NL/Prabhupada 0505 - Je kan het lichaam niet redden, dat is niet mogelijk



Lecture on BG 2.18 -- London, August 24, 1973

Pradyumna: Alleen het materiële lichaam van de onvernietigbare, onmeetbare en eeuwige levend wezen zal zeker vergaan. Strijd daarom, o afstammeling van Bharata.

Prabhupāda: antavanta ime dehā nityasyoktāḥ śarīriṇaḥ (BG 2.18). Śarīriṇaḥ. Dit is meervoud. Śarīriṇaḥ. Dus śarīrin of śarīrī betekent de eigenaar van de śarīra of lichaam. Śarīra betekent dit lichaam en śarīrin iemand die het lichaam bezit. Dus meervoud is śarīriṇaḥ.

Op verschillende manieren overtuigt Kṛṣṇa Arjuna dat de ziel verschilt van dit lichaam. Dus dit lichaam, antavat, het zal worden beëindigd. Hoe je ook probeert, dus wetenschappelijk, cosmetische en andere dingen gebruiken, je kan het lichaam niet redden. Dat is niet mogelijk. Antavat. Antavanta betekent, anta betekent einde en vat betekent bezitten. Dus: "Je hebt je plicht om te vechten, en je bent aan het treuren dat het lichaam van je opa of leraar of verwanten vernietigd zal worden en dat je ongelukkig zal zijn. Dat is oké, je zal ongelukkig zijn, maar zelfs als je niet vecht zal hun lichaam vandaag of morgen of misschien na een paar jaar beëindigd worden. Dus waarom zou je je onttrekken aan het uitvoeren van je plicht? Dit is het punt. "En wat de ziel betreft, van je grootvader, leraar en anderen, die is nitya, eeuwig." Al uitgelegd, nityasya uktāḥ.

Nu zegt Kṛṣṇa hier ook ukta. Ukta betekent: "het is gezegd." Niet dat ik dogmatisch aan het praten ben, ik ben een theorie aan het opmaken. Nee, het is gezegd. Het is al geregeld, het is al vastgesteld. En in de Vedische literatuur is het door de autoriteiten zo gezegd. Dit is de manier om bewijs te presenteren. Zelfs Kṛṣṇa, de Allerhoogste Persoonlijkheid Gods, theoretiseert niet. Hij zei: "Het is gezegd," geautoriseerd.

Anāśino 'prameyasya. (BG 2.18) Anāśinaḥ. Nāśinaḥ betekent vernietigbaar en anāśinaḥ betekent niet vernietigbaar. Śarīriṇaḥ, de ziel, anāśinaḥ, zal nooit worden vernietigd. En aprameyasya. Aprameyasya, onmeetbaar. Het kan ook niet worden gemeten. In de Vedische literatuur wordt de afmeting beschreven, maar je kan het niet meten. Alles, er zijn zo veel dingen beschreven in de Vedische literatuur.
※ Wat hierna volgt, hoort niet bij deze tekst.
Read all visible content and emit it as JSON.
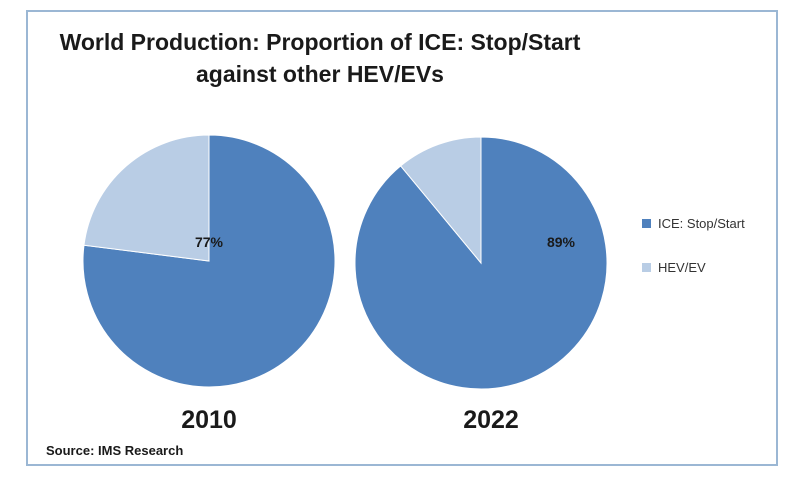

Dus je bent zo gevorderd in wetenschappelijke kennis, maar noch kan je zeggen dat het geen feit is, noch kan je het inschatten. Net zoals in de Padma Purāṇa de variëteiten van levende wezens beschreven worden: jalajā nava-lakṣāṇi. Er zijn negenhonderdduizend water-dieren of levende wezens. Dus je kan niet zeggen: "Nee, het is geen negenhonderdduizend. Het is minder of meer." Het is niet mogelijk voor je om in het water te zien hoeveel soorten er zijn. De biologen kunnen wat geëxperimenteerd hebben, maar het is niet mogelijk om negenhonderdduizend soorten te zien. Dat is niet mogelijk. Jalajā nava-lakṣāṇi sthāvarā lakṣa-viṁśati.